Face à la pression croissante exercée sur les ressources naturelles, notamment les forêts fortement sollicitées pour la production de charbon de bois, la Fondation Santé-Environnement intensifie ses actions en faveur de solutions énergétiques durables. Dans cette dynamique, elle a organisé un atelier de deux jours consacré à la promotion de la cuisson électrique, placé sous la présidence de la ministre de l’Environnement, de l’Assainissement et du Développement durable, Doumbia Mariam Tangara.

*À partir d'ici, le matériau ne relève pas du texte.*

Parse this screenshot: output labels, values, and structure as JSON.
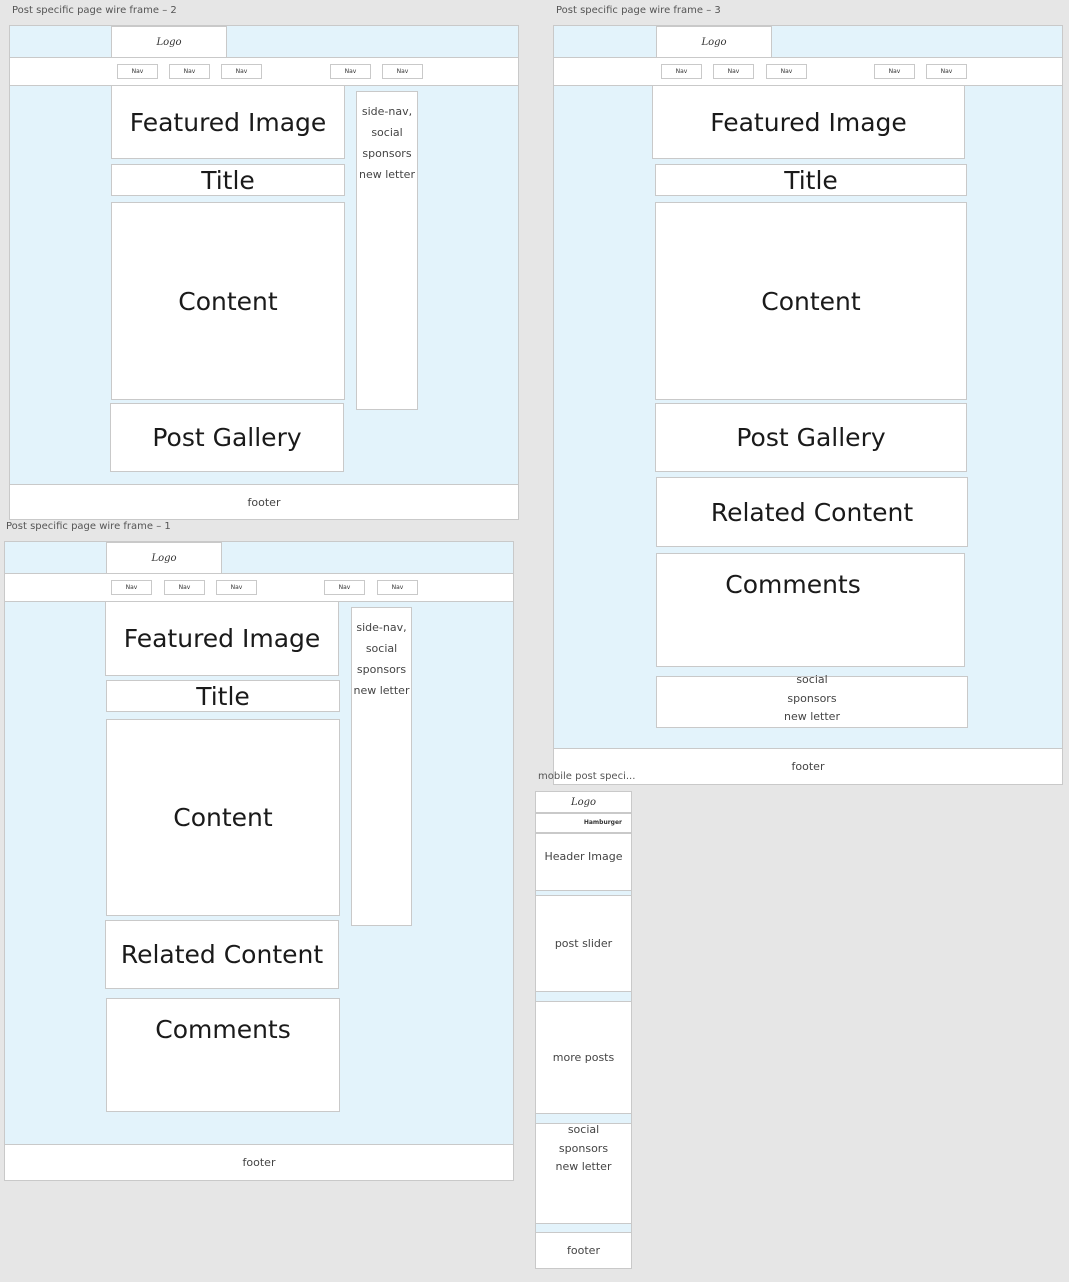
{
  "frames": {
    "wf2": {
      "label": "Post specific page wire frame – 2"
    },
    "wf3": {
      "label": "Post specific page wire frame – 3"
    },
    "wf1": {
      "label": "Post specific page wire frame – 1"
    },
    "mobile": {
      "label": "mobile post speci..."
    }
  },
  "common": {
    "logo": "Logo",
    "nav": "Nav",
    "featured_image": "Featured Image",
    "title": "Title",
    "content": "Content",
    "post_gallery": "Post Gallery",
    "related_content": "Related Content",
    "comments": "Comments",
    "footer": "footer",
    "sidebar": [
      "side-nav,",
      "social",
      "sponsors",
      "new letter"
    ],
    "bottom_widgets": [
      "social",
      "sponsors",
      "new letter"
    ]
  },
  "mobile": {
    "logo": "Logo",
    "hamburger": "Hamburger",
    "header_image": "Header Image",
    "post_slider": "post slider",
    "more_posts": "more posts",
    "widgets": [
      "social",
      "sponsors",
      "new letter"
    ],
    "footer": "footer"
  }
}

Cet atelier visait à encourager l’adoption de modes de cuisson propres, avec des objectifs clairs : protéger la santé des populations, préserver l’environnement et générer des économies substantielles pour les ménages ainsi que pour l’économie nationale.
Prenant la parole, la présidente de la Fondation Santé-Environnement, Dr Fatoumata Nafo, a souligné que les fumées domestiques constituent un facteur majeur de pollution de l’air et contribuent significativement au changement climatique. Elle a insisté sur la nécessité d’opérer une transition vers des solutions de cuisson électrique, qu’elles soient alimentées par le réseau national ou par des systèmes solaires.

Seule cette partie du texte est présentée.